This document outlines a comprehensive suite of functional tests designed to validate the entire QonQrete application. These tests cover the command-line interface, core orchestration logic, agent behaviors, configuration options, and edge cases.

1. Environment and Setup Tests

1.1. qonqrete.sh CLI

  • init Command:
    • Run ./qonqrete.sh init. Verify Docker builds the qonqrete-qage image successfully.
    • Run ./qonqrete.sh init --msb. Verify Microsandbox builds the qonqrete-qage image successfully.
    • Run ./qonqrete.sh init without Docker or msb installed. Verify it exits with a clear error message.
  • run Command:
    • Run ./qonqrete.sh run without OPENAI_API_KEY and GOOGLE_API_KEY environment variables set. Verify it fails with a “API Keys missing” error.
    • Run ./qonqrete.sh run with API keys set.

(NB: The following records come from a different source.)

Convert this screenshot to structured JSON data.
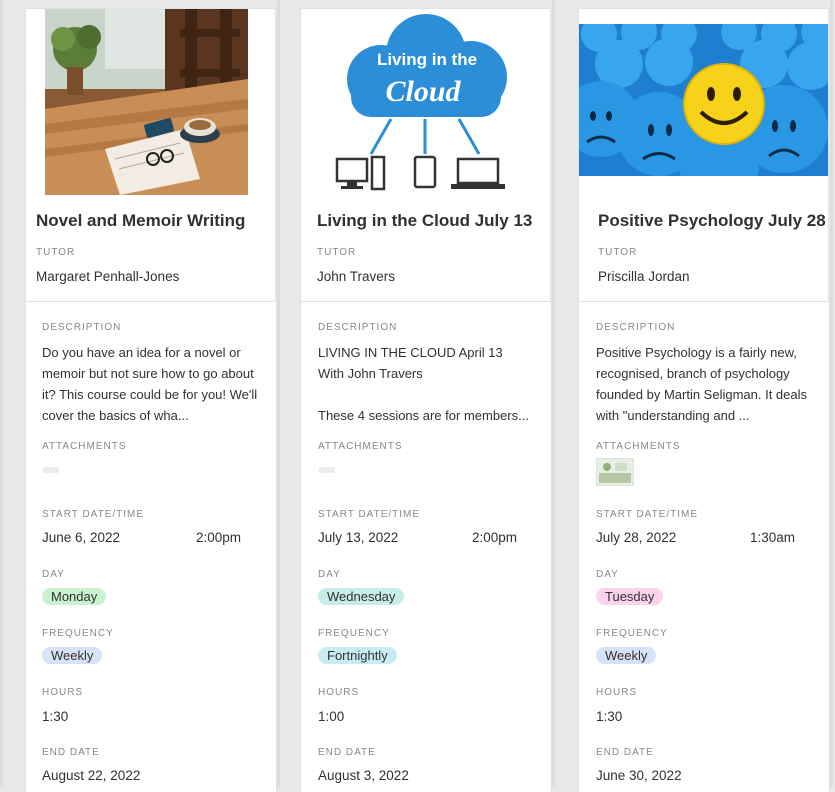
{
  "labels": {
    "tutor": "TUTOR",
    "description": "DESCRIPTION",
    "attachments": "ATTACHMENTS",
    "start": "START DATE/TIME",
    "day": "DAY",
    "frequency": "FREQUENCY",
    "hours": "HOURS",
    "end": "END DATE"
  },
  "cards": [
    {
      "title": "Novel and Memoir Writing",
      "tutor": "Margaret Penhall-Jones",
      "description": "Do you have an idea for a novel or memoir but not sure how to go about it? This course could be for you! We'll cover the basics of wha...",
      "start_date": "June 6, 2022",
      "start_time": "2:00pm",
      "day": "Monday",
      "day_color": "#c9f2cf",
      "frequency": "Weekly",
      "frequency_color": "#d6e2f7",
      "hours": "1:30",
      "end_date": "August 22, 2022",
      "image_icon": "desk-photo-image"
    },
    {
      "title": "Living in the Cloud July 13",
      "tutor": "John Travers",
      "description_line1": "LIVING IN THE CLOUD April 13",
      "description_line2": "With John Travers",
      "description_line3": "These 4 sessions are for members...",
      "start_date": "July 13, 2022",
      "start_time": "2:00pm",
      "day": "Wednesday",
      "day_color": "#c6eee9",
      "frequency": "Fortnightly",
      "frequency_color": "#c8ecf3",
      "hours": "1:00",
      "end_date": "August 3, 2022",
      "image_text_1": "Living in the",
      "image_text_2": "Cloud",
      "image_icon": "cloud-devices-image"
    },
    {
      "title": "Positive Psychology July 28",
      "tutor": "Priscilla Jordan",
      "description": "Positive Psychology is a fairly new, recognised, branch of psychology founded by Martin Seligman. It deals with \"understanding and ...",
      "start_date": "July 28, 2022",
      "start_time": "1:30am",
      "day": "Tuesday",
      "day_color": "#fbd3ec",
      "frequency": "Weekly",
      "frequency_color": "#d6e2f7",
      "hours": "1:30",
      "end_date": "June 30, 2022",
      "image_icon": "smiley-balls-image"
    }
  ]
}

Verify a qage_<timestamp> directory is created in worqspace/.
    • Verify the new qage directory contains copies of config.yaml, pipeline_config.yaml, and cyqle1_tasq.md (a copy of the original tasq.md).
    • Delete worqspace/tasq.md and run ./qonqrete.sh run. Verify it quits and tells us it’s missing the tasq.md file.
  • clean Command:
    • With qage_* directories present, run ./qonqrete.sh clean. When prompted with “[y/N]”, enter “n”. Verify directories are not deleted.
    • Run ./qonqrete.sh clean again. When prompted, enter “y”. Verify all qage_* directories are deleted.
    • Run ./qonqrete.sh clean when no qage_* directories exist. Verify it prints a “No ‘qage_*’ directories found” message and exits.
  • Command-Line Flags:
    • Test each flag individually: ./qonqrete.sh run --auto, --user, --tui, --mode security, --briq-sensitivity 7, --msb, --docker, --wonqrete. Verify the corresponding arguments are passed to qrane.py.
    • Test short versions of flags: -a, -u, -t, -m security, -b 7, -s, -d, -w.
    • Test using --auto and --user together. Verify the script exits with a “mutually exclusive” error message.
    • Test a combination of flags: ./qonqrete.sh run --auto --tui --mode enterprise -b 3.
    • Test overriding pipeline_config.yaml (microsandbox: true) with ./qonqrete.sh run --docker.
  • Help and Version:
    • Run ./qonqrete.sh --help and -h. Verify the help message is displayed and includes the new --user flag.
    • Run ./qonqrete.sh --version and -V. Verify the version from the VERSION file is displayed.
  • Pre-flight Checks:
    • Temporarily rename config.yaml and run ./qonqrete.sh run. Verify the system exits with a clear error.
    • Temporarily rename pipeline_config.yaml and run ./qonqrete.sh run. Verify the system exits with a clear error.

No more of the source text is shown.